Sunday, 19 March 2006

The Violence of Truth

Warning: The following will ruin David Cronenberg's "A History of Violence" for you.

I remember this ex-journalist being interviewed on an Israeli talk show for the release of his then new book some 15 years or so ago. The guy was asked by the interviewer, a famous Israeli actress whose name I seem to have managed to forget despite the fact she was then in almost everything made in Israel, for the reasons of his retirement from his career as a supposedly famous and influential journalist.
The guy said that two incidents that he found out about shook his belief in what news is all about. I only remember one of the two examples he gave: He said that some 10 years after Israel's 1973 Yom Kippur war, in which Israel was very close to losing to Egypt's and Syria's armies with record numbers of casualties and probably nuclear weapons being armed and the first global oil crisis being triggered, he had learnt that the King of Jordan had personally met the then Prime Minister of Israel to warn her in person that Israel is going to be taken by a surprise attack. Well, he hoped to break the surprise factor.
He didn't: He was dismissed as unreliable by Israel's Prime Minister. A week later, to everyone's so called surprise, Israel was attacked and tens of thousands lost their lives.
The ex-journalist said that he just couldn't accept the fact that this bit of information, which could have saved the lives of some of his friends that died in this war, was not known to the press; he discovered it by chance a long time after the war was over, and it made him conclude that most of our world's journalism work was a rather useless affair as the information that is really important is quite often left unfound or unpublished. Whatever's really worth uncovering is not always exposed, thus affecting and twisting our perceptions of what history was really like.
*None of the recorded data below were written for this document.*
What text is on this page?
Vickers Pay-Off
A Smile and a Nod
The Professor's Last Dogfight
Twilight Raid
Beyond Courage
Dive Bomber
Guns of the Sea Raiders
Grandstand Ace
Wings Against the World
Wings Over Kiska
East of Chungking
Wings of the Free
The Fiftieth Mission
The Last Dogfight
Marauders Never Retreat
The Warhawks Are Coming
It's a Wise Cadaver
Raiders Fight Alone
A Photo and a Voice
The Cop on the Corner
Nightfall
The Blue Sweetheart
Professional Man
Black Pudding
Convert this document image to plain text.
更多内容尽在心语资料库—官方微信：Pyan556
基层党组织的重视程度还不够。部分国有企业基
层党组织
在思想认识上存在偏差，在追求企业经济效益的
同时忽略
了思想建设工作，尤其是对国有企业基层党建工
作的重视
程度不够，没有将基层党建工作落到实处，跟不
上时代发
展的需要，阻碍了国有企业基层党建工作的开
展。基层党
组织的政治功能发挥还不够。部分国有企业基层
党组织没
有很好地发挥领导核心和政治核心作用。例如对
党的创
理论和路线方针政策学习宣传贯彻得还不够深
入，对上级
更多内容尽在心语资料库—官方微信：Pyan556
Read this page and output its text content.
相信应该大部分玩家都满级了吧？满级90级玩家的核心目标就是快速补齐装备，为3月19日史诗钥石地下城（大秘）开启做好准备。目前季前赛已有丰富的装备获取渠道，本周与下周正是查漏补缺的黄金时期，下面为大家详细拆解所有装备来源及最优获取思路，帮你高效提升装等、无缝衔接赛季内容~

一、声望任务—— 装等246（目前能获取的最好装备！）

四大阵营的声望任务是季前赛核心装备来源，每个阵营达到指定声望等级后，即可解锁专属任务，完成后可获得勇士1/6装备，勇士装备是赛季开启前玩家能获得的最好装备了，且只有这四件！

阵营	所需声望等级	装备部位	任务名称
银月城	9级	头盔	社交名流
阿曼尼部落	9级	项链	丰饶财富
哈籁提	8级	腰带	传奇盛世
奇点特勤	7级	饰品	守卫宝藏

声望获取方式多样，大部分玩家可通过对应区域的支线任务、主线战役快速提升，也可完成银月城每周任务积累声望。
David Cronenber's latest film, A History of Violence, deals with this issue of keeping the truth unexposed. But it goes even further: It claims that even after we have the truth exposed, most of us just choose to ignore it and remember or focus only the bits that flatter us, forgetting all about the bad stuff.
Vigo Mortensen plays a guy who is, by all means, the fulfillment of the American Dream. A hard working man with a loving wife, a son, a daughter, and a truck (the essential dog is missing from the equation; I wonder if that's on purpose).
However, we slowly learn that there's more to Vigo than meets the eye: He seems to be really good at killing people, a talent that is slowly but surely exposed by the film.
Yet, despite being an obvious out-and-out criminal of the very harshest degree, his family and his small time friends are willing to utterly forget all of that and remember him just for what they like to remember: that until he was exposed he was just another member of society they could interact with. They refuse to acknowledge the fact that he could be a bad person because they don't want to shatter their perception of life being a good [American] dream.
In typical Cronenberg fashion, the director keeps on challenging us to say whether we are any better than Vigo Mortensen's friends and family. The film has some very graphic violent shots and some very explicit sexual content that we are not used to seeing in the cinema, and which made the entire cinema's audience uncomfortable; but that's the danger of truth, most of the time it is rather uncomfortable to digest. It is us that choose to ignore its violent edge and remember its nicer aspects.
While Cronenberg is obviously aiming his film at Americans, I believe his statement to be valid for everyone: Israelis, Australians, and all the rest. Whether it's the USA's shoddy dealings with Saddam Hussein, Israel's handling of Palestinians, or Australia's handling of the AWB incident or its handling of refugees, the truth is out in the open for us to ponder. But we choose to ignore it.

What can I say? A History of Violence is an excellent, thought provoking film. Highly recommended.